Death’s Kiss then claimed its newest mark.
Elliot Harper offered his hand despite the way he knew Rory liked to take one of their own accord. She’d abided but only because of how heroically he’d arrived. Genuine authority was held in that way he’d strode so proudly, telling of the right he felt to stand alone in that control Rory knew he sought over and beyond them.
While they would never allow it, that was what they’d once respected most, and still found appealing, a false endeavoring, but sign of an honestly honed competitor, attempting some thwarting of Rory’s monarchy which had only just begun, and to everyone’s unknowingness.
He’d been broken and loved it, by their side. Rory saw it in his eyes every time, just before some action fired them up to get furiously hot and sweaty.
Those two would make way back to a quiet place quickly — Elliot had been seeing to that, something inside him wanted a confessional, breaking ground on what was held within his chest seemed as if a happening he was dying for.
Rory took a chance they’d known to help them both. They pulled that boy who’d taken them by hand and dragged him towards Glowing Tree. They’d shown him again where he came from — his right of lineage — what it was he’d been fighting for all along to their estimation. None of that was thought towards inside Mx. Tyrell themself.
They’d known it true by instinct of their action’s reflection alone.
Elliot cried. He seemed to host a reckoning of spirits within himself. He’d finally confessed to Rory through that weeping.
“I want you to be my girl, Rory. I love you.”
Blunt-faced rails were chosen divinely in retrospections of the moment. Glowing Tree was stronger than any wall a man could build.

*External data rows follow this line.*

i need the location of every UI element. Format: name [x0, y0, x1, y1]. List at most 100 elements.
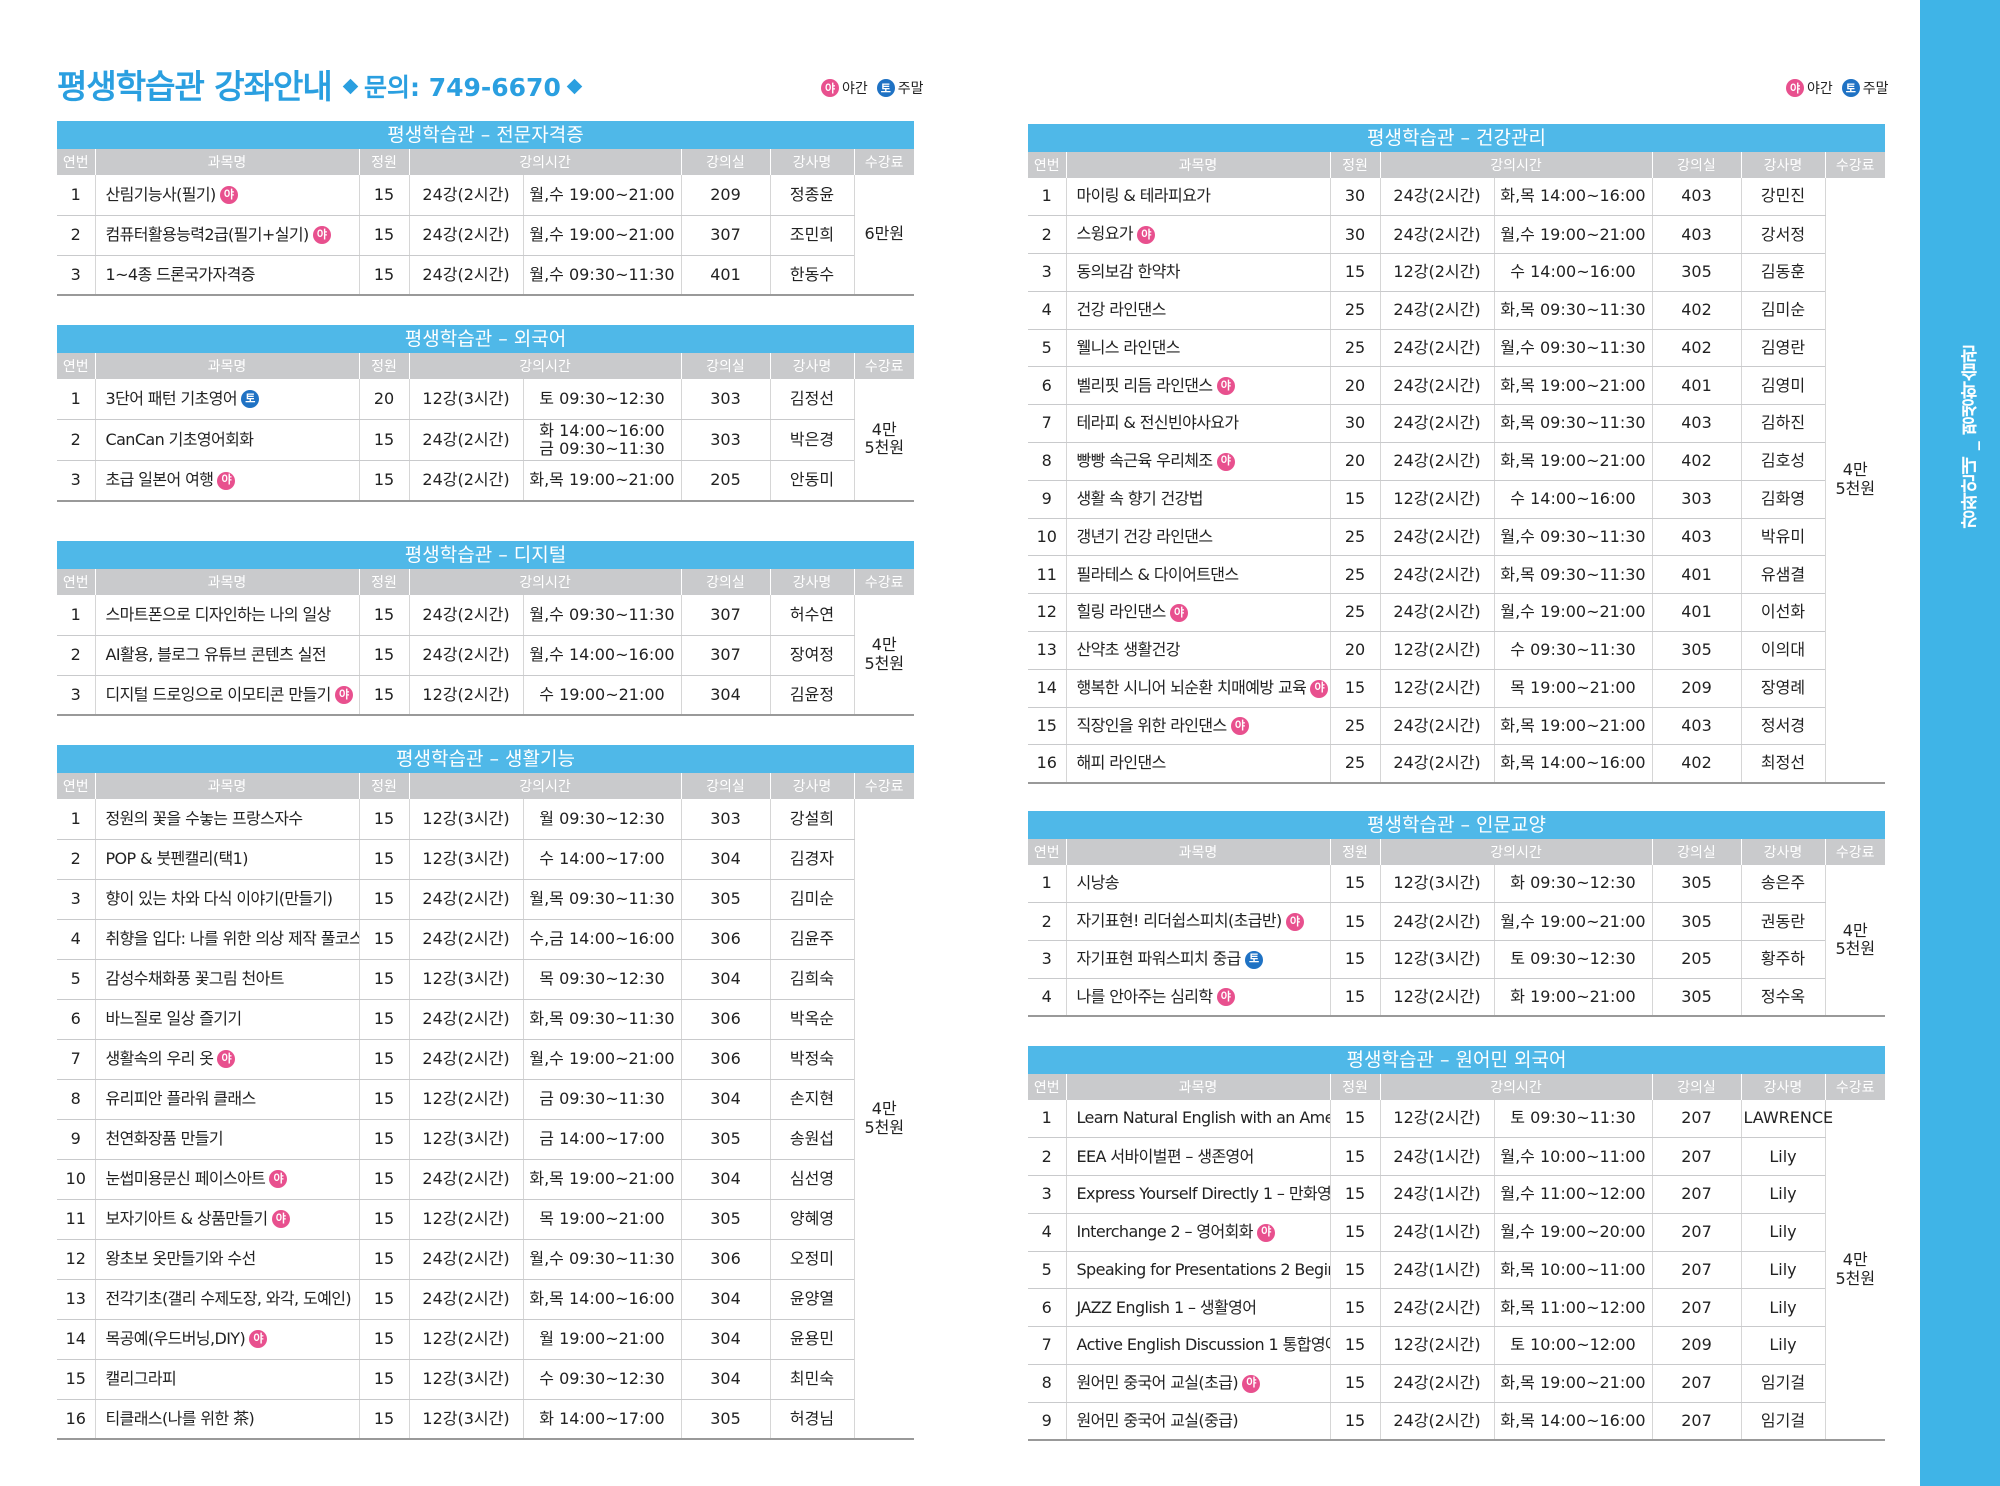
teacher: Lily: [1740, 1251, 1825, 1290]
hours: 24강(2시간): [1379, 593, 1494, 633]
column-header: 강의실: [680, 353, 770, 379]
time: 화 14:00~17:00: [522, 1399, 681, 1440]
room: 307: [680, 635, 770, 676]
column-header: 강사명: [1740, 839, 1825, 865]
row: 2 EEA 서바이벌편 – 생존영어 15 24강(1시간) 월,수 10:00~11:…: [1028, 1137, 1885, 1177]
teacher: 황주하: [1740, 940, 1825, 979]
column-header: 정원: [1329, 839, 1380, 865]
time: 수 14:00~16:00: [1493, 480, 1652, 519]
row: 4 건강 라인댄스 25 24강(2시간) 화,목 09:30~11:30 402 김미순: [1028, 291, 1885, 330]
hours: 24강(2시간): [408, 175, 523, 216]
cap: 15: [358, 879, 409, 920]
time: 수 14:00~17:00: [522, 839, 681, 880]
row: 9 생활 속 향기 건강법 15 12강(2시간) 수 14:00~16:00 303 김화…: [1028, 480, 1885, 519]
hours: 24강(2시간): [1379, 215, 1494, 255]
row: 15 캘리그라피 15 12강(3시간) 수 09:30~12:30 304 최민숙: [57, 1359, 914, 1400]
time: 화 19:00~21:00: [1493, 978, 1652, 1018]
time: 월,수 14:00~16:00: [522, 635, 681, 676]
column-header: 정원: [358, 773, 409, 799]
time: 월,수 19:00~21:00: [1493, 902, 1652, 942]
name-text: 보자기아트 & 상품만들기: [105, 1208, 269, 1228]
column-header: 강의시간: [408, 353, 681, 379]
badge: 야: [334, 686, 353, 704]
teacher: 이의대: [1740, 631, 1825, 670]
column-header: 정원: [1329, 1074, 1380, 1100]
course-name: 초급 일본어 여행 야: [94, 460, 359, 502]
hours: 12강(2시간): [1379, 480, 1494, 519]
cap: 25: [1329, 291, 1380, 330]
no: 2: [57, 635, 95, 676]
page-title: 평생학습관 강좌안내: [57, 67, 333, 106]
cap: 25: [1329, 744, 1380, 784]
legend: 야 야간 토 주말: [815, 78, 924, 98]
room: 304: [680, 839, 770, 880]
table: 연번 과목명 정원 강의시간 강의실 강사명 수강료 1 스마트폰으로 디자인하는 나의 일상 1…: [57, 569, 914, 716]
fee: 4만 5천원: [853, 799, 914, 1440]
name-text: 목공예(우드버닝,DIY): [105, 1328, 246, 1348]
time: 화,목 10:00~11:00: [1493, 1251, 1652, 1290]
row: 5 감성수채화풍 꽃그림 천아트 15 12강(3시간) 목 09:30~12:30 30…: [57, 959, 914, 1000]
time: 금 09:30~11:30: [522, 1079, 681, 1120]
row: 3 동의보감 한약차 15 12강(2시간) 수 14:00~16:00 305 김동훈: [1028, 253, 1885, 292]
time: 토 09:30~11:30: [1493, 1100, 1652, 1139]
cap: 15: [1329, 669, 1380, 708]
teacher: 박유미: [1740, 518, 1825, 557]
room: 306: [680, 1039, 770, 1080]
hours: 12강(3시간): [408, 1399, 523, 1440]
legend-badge: 토: [1841, 79, 1860, 97]
badge: 야: [219, 186, 238, 204]
cap: 15: [358, 959, 409, 1000]
room: 304: [680, 1079, 770, 1120]
cap: 15: [358, 595, 409, 636]
name-text: 1~4종 드론국가자격증: [105, 264, 256, 284]
column-header: 강의시간: [408, 569, 681, 595]
course-name: 자기표현 파워스피치 중급 토: [1065, 940, 1330, 979]
name-text: 원어민 중국어 교실(중급): [1076, 1410, 1239, 1430]
hours: 24강(2시간): [1379, 291, 1494, 330]
row: 11 보자기아트 & 상품만들기 야 15 12강(2시간) 목 19:00~21:00 3…: [57, 1199, 914, 1240]
name-text: POP & 붓펜캘리(택1): [105, 848, 249, 868]
column-header: 연번: [57, 353, 95, 379]
badge: 야: [249, 1330, 268, 1349]
teacher: 김동훈: [1740, 253, 1825, 292]
row: 4 나를 안아주는 심리학 야 15 12강(2시간) 화 19:00~21:00 305 정…: [1028, 978, 1885, 1018]
row: 16 해피 라인댄스 25 24강(2시간) 화,목 14:00~16:00 402 최정선: [1028, 744, 1885, 784]
teacher: 김희숙: [769, 959, 854, 1000]
room: 205: [680, 460, 770, 502]
table-title: 평생학습관 – 외국어: [57, 325, 914, 353]
no: 16: [57, 1399, 95, 1440]
no: 1: [57, 175, 95, 216]
name-text: 생활 속 향기 건강법: [1076, 489, 1204, 509]
name-text: 눈썹미용문신 페이스아트: [105, 1168, 266, 1188]
column-header: 강의시간: [1379, 1074, 1652, 1100]
time: 월,수 19:00~20:00: [1493, 1213, 1652, 1252]
no: 9: [1028, 1402, 1066, 1442]
course-name: 생활 속 향기 건강법: [1065, 480, 1330, 519]
inquiry: 문의: 749-6670: [342, 68, 583, 104]
name-text: 스윙요가: [1076, 224, 1134, 244]
hours: 24강(2시간): [408, 595, 523, 636]
no: 2: [57, 215, 95, 256]
teacher: 장여정: [769, 635, 854, 676]
course-name: 눈썹미용문신 페이스아트 야: [94, 1159, 359, 1200]
cap: 30: [1329, 215, 1380, 255]
cap: 25: [1329, 518, 1380, 557]
teacher: 양혜영: [769, 1199, 854, 1240]
time: 금 14:00~17:00: [522, 1119, 681, 1160]
course-name: Express Yourself Directly 1 – 만화영어: [1065, 1175, 1330, 1214]
teacher: Lily: [1740, 1175, 1825, 1214]
side-tab: [1920, 0, 2000, 1486]
row: 7 테라피 & 전신빈야사요가 30 24강(2시간) 화,목 09:30~11:30 4…: [1028, 404, 1885, 444]
no: 15: [57, 1359, 95, 1400]
row: 13 전각기초(갤리 수제도장, 와각, 도예인) 15 24강(2시간) 화,목 14…: [57, 1279, 914, 1320]
table: 연번 과목명 정원 강의시간 강의실 강사명 수강료 1 산림기능사(필기) 야 15 24강(2시간…: [57, 149, 914, 296]
course-name: 스마트폰으로 디자인하는 나의 일상: [94, 595, 359, 636]
no: 10: [1028, 518, 1066, 557]
course-name: 시낭송: [1065, 865, 1330, 904]
room: 304: [680, 959, 770, 1000]
row: 14 목공예(우드버닝,DIY) 야 15 12강(2시간) 월 19:00~21:00 3…: [57, 1319, 914, 1360]
row: 6 바느질로 일상 즐기기 15 24강(2시간) 화,목 09:30~11:30 306…: [57, 999, 914, 1040]
header-row: 연번 과목명 정원 강의시간 강의실 강사명 수강료: [1028, 1074, 1885, 1100]
hours: 12강(2시간): [1379, 978, 1494, 1018]
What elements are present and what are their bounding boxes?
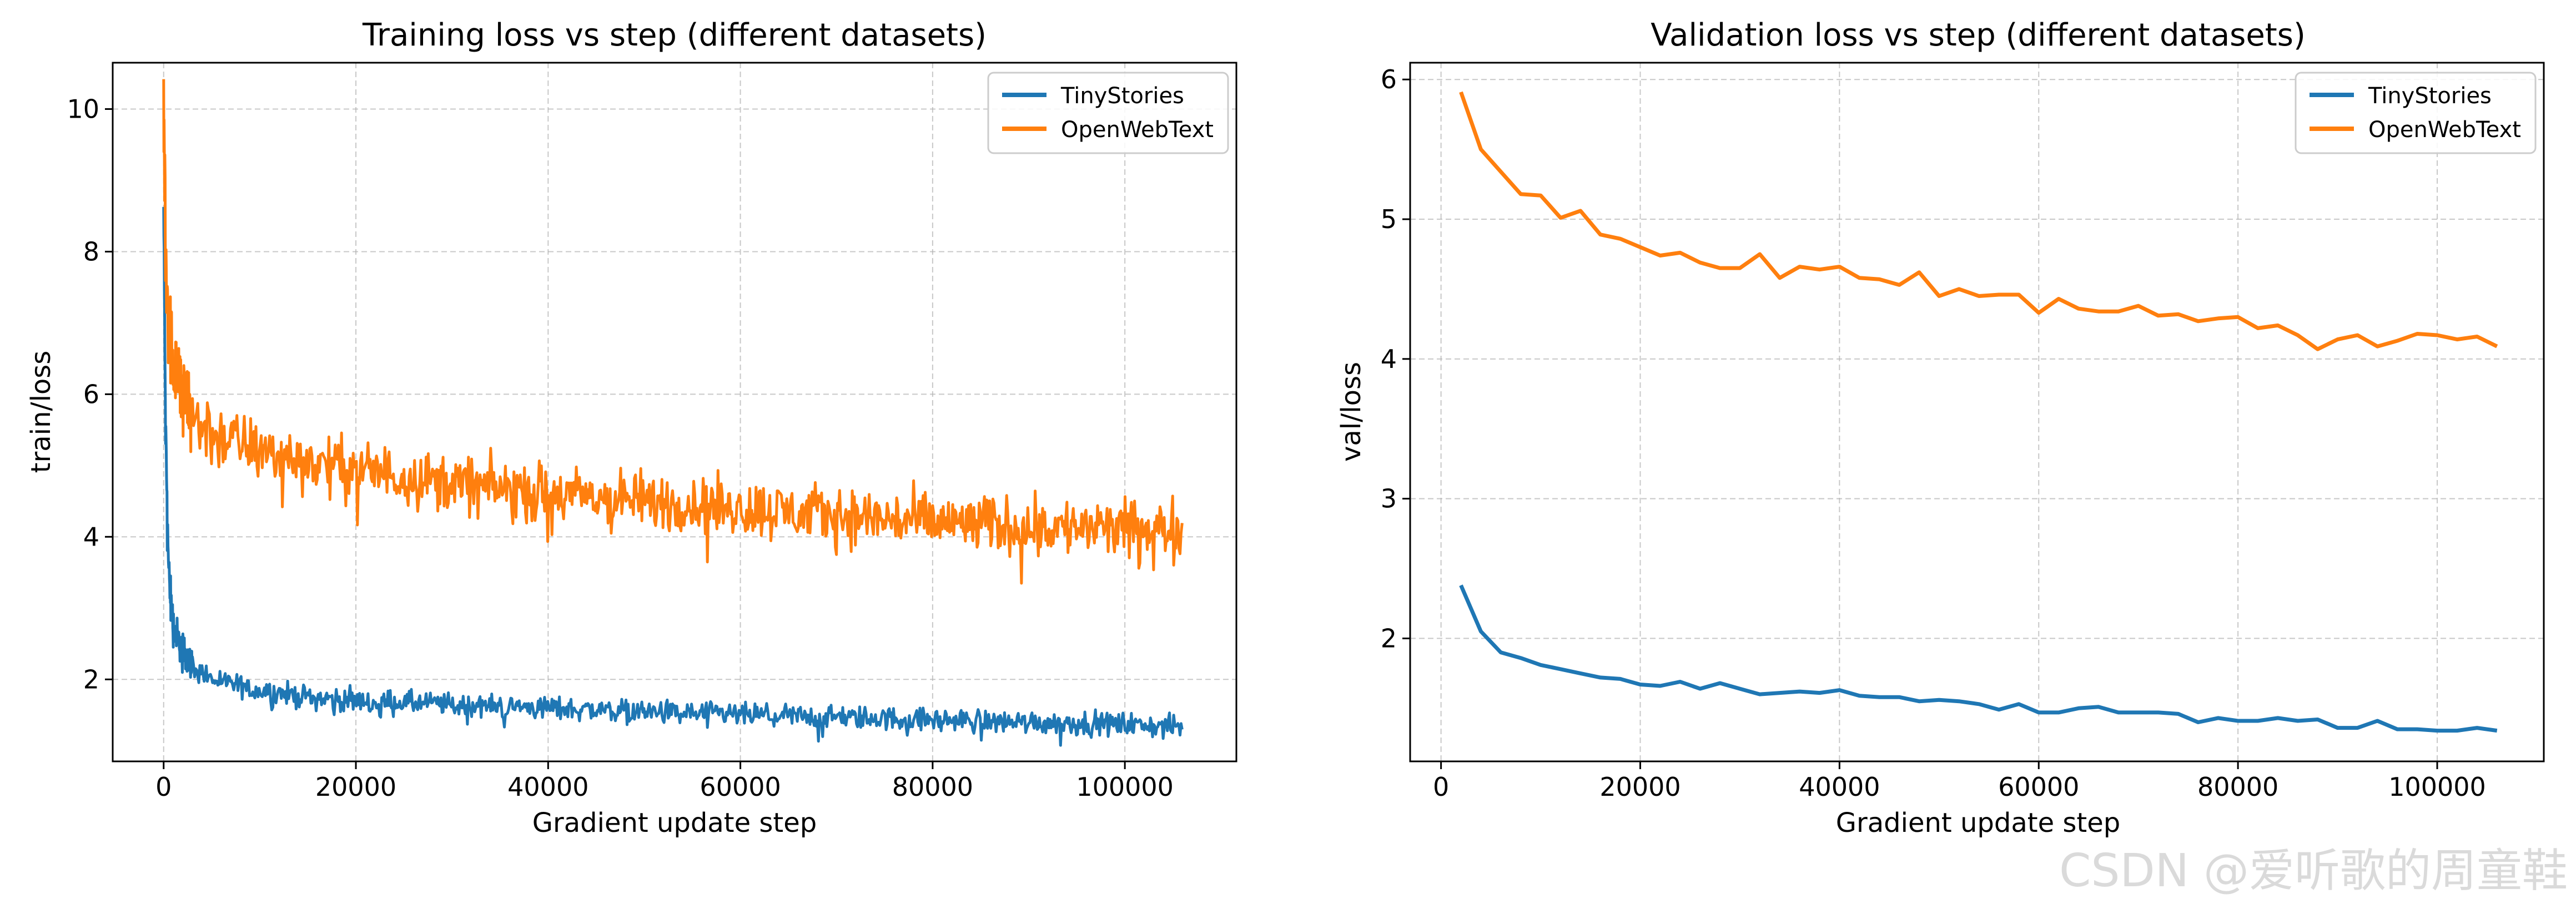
x-axis-label: Gradient update step xyxy=(532,807,817,839)
x-tick-label: 60000 xyxy=(700,772,781,802)
legend: TinyStories OpenWebText xyxy=(987,72,1229,154)
y-axis-ticks: 2 4 6 8 10 xyxy=(67,94,113,694)
chart-title: Training loss vs step (different dataset… xyxy=(362,17,987,53)
x-tick-label: 100000 xyxy=(2388,772,2486,802)
x-tick-label: 100000 xyxy=(1076,772,1174,802)
legend-box xyxy=(987,72,1229,154)
legend: TinyStories OpenWebText xyxy=(2295,72,2537,154)
series-line-tinystories xyxy=(1459,584,2498,733)
legend-label-openwebtext: OpenWebText xyxy=(2368,117,2521,143)
y-tick-label: 5 xyxy=(1381,204,1397,234)
x-axis-ticks: 0 20000 40000 60000 80000 100000 xyxy=(155,761,1174,802)
x-tick-label: 20000 xyxy=(1599,772,1681,802)
series-lines xyxy=(162,79,1184,747)
grid xyxy=(1410,63,2544,761)
y-tick-label: 4 xyxy=(1381,344,1397,374)
series-line-tinystories xyxy=(162,206,1184,747)
legend-label-openwebtext: OpenWebText xyxy=(1061,117,1214,143)
series-lines xyxy=(1459,91,2498,733)
legend-box xyxy=(2295,72,2537,154)
y-axis-label: train/loss xyxy=(26,351,57,473)
grid xyxy=(113,63,1236,761)
chart-title: Validation loss vs step (different datas… xyxy=(1651,17,2306,53)
x-tick-label: 80000 xyxy=(2197,772,2278,802)
x-tick-label: 40000 xyxy=(507,772,588,802)
y-tick-label: 2 xyxy=(83,664,99,694)
y-tick-label: 10 xyxy=(67,94,99,124)
series-line-openwebtext xyxy=(162,79,1184,585)
y-tick-label: 6 xyxy=(83,379,99,409)
series-line-openwebtext xyxy=(1459,91,2498,351)
legend-label-tinystories: TinyStories xyxy=(1060,83,1184,109)
y-tick-label: 6 xyxy=(1381,64,1397,94)
legend-label-tinystories: TinyStories xyxy=(2368,83,2492,109)
x-tick-label: 0 xyxy=(155,772,172,802)
y-tick-label: 3 xyxy=(1381,484,1397,514)
plot-frame xyxy=(1409,62,2545,762)
watermark: CSDN @爱听歌的周童鞋 xyxy=(2059,845,2568,897)
x-tick-label: 20000 xyxy=(315,772,396,802)
plot-frame xyxy=(112,62,1237,762)
x-tick-label: 80000 xyxy=(892,772,973,802)
y-tick-label: 2 xyxy=(1381,623,1397,653)
x-axis-ticks: 0 20000 40000 60000 80000 100000 xyxy=(1433,761,2486,802)
y-tick-label: 4 xyxy=(83,522,99,552)
y-axis-label: val/loss xyxy=(1336,362,1367,462)
x-tick-label: 60000 xyxy=(1998,772,2079,802)
y-axis-ticks: 2 3 4 5 6 xyxy=(1381,64,1410,653)
x-tick-label: 40000 xyxy=(1799,772,1880,802)
x-axis-label: Gradient update step xyxy=(1836,807,2120,839)
y-tick-label: 8 xyxy=(83,236,99,266)
validation-loss-chart: Validation loss vs step (different datas… xyxy=(1336,17,2545,839)
training-loss-chart: Training loss vs step (different dataset… xyxy=(26,17,1237,839)
x-tick-label: 0 xyxy=(1433,772,1449,802)
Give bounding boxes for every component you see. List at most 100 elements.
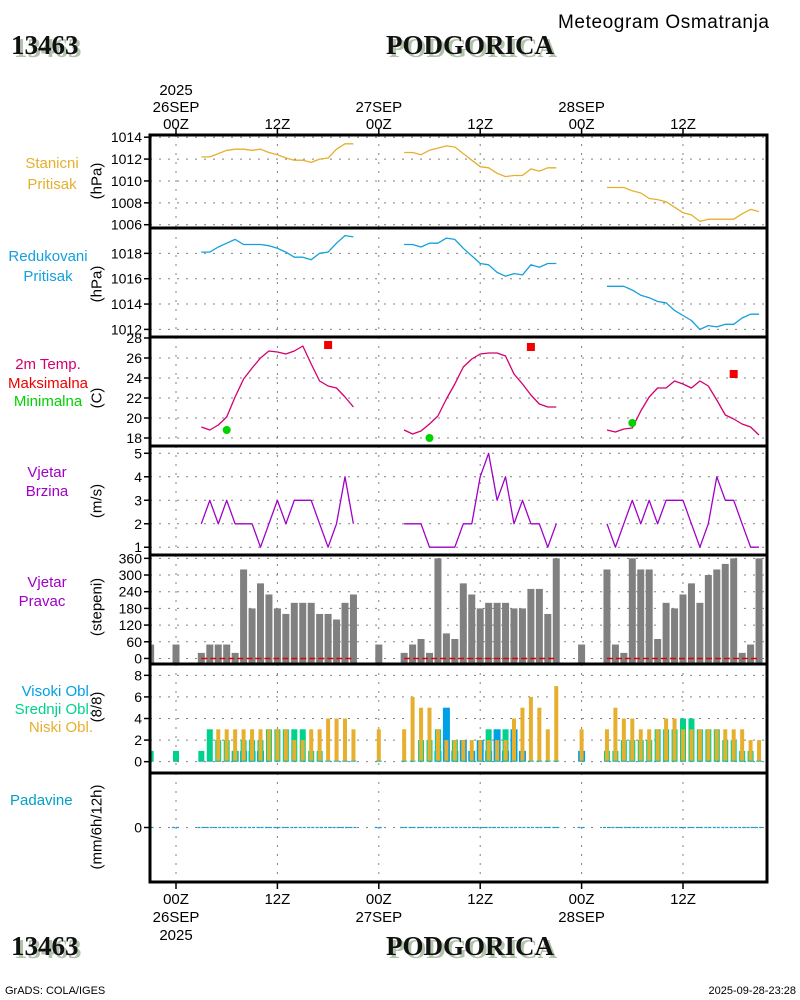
wind-direction-bar: [299, 602, 307, 664]
wind-direction-bar: [730, 558, 738, 664]
legend-wind-direction-2: Pravac: [18, 593, 66, 610]
wind-direction-bar: [459, 583, 467, 664]
wind-direction-bar: [637, 569, 645, 664]
bottom-time-label: 00Z: [366, 891, 392, 908]
clouds-bar: [461, 740, 466, 762]
top-time-label: 00Z: [163, 116, 189, 133]
wind-direction-bar: [417, 638, 425, 664]
clouds-bar: [748, 740, 753, 762]
wind-direction-bar: [603, 569, 611, 664]
y-tick-label: 28: [126, 330, 142, 346]
y-tick-label: 1006: [111, 217, 142, 233]
clouds-bar: [706, 729, 711, 762]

Elliot Harper ended how he’d come to life, aboard that legendary vessel of Vermillion, of great privileges he’d never realize, wielded upon by fate most cruel, and of the coursing actions borne to be by one soul alone. Some echo who’d left him behind to become an atrocity in that Rhiemaast she’d never know. For it was Echo herself who’d been the fabric that first-time-around, in a simulation lost to gods who would be fell and left behind through the fires of time — her design — as that goddess’s favorite things were always her own.
Every soul present began within their universe, if not from seeds of Ecatosh. Each human person left to die and never know their nebulae was her responsibility. Nearly every one of Ecatosh had created a simulation their own upon a once. They’d all failed.
Every goddess and god would wear a weight within their eternal forms through denial of hope. It was only three who wore it wholly. Two sisters, Helena and Echo were true to honor, along with one who’d been there all-along beside them. Someone of Ecatosh was made anew after the closing of simulations, unseen. Rory there had been unknown to all. They’d been the least responsible. They knew what it was that stained those souls-all.
It was called Rheinmasst.
Some loss inside Ecatosh’s etheric consciousness had been forced by each of own’s genuine victimhood, enraged by power so out of control, predisposing them from to holding it all. Except those royal two who hadn’t created a simulation to begin with, and their chosen favorite — some name-stricken daughter who was allowed for having her dreamland to live on.
Everyone in Illith’s universe, who’d not been a dispatched piece of Ecatosh, was its Echo’s child. She was their mother.
Synecdoche felt Rory’s eyes strike her own. She knew the fight to come. There was no apparent reality available for peace after the choices she’d made. Yet forevermore would hope remain her steed.
Echo of Ecatosh had borne her line well.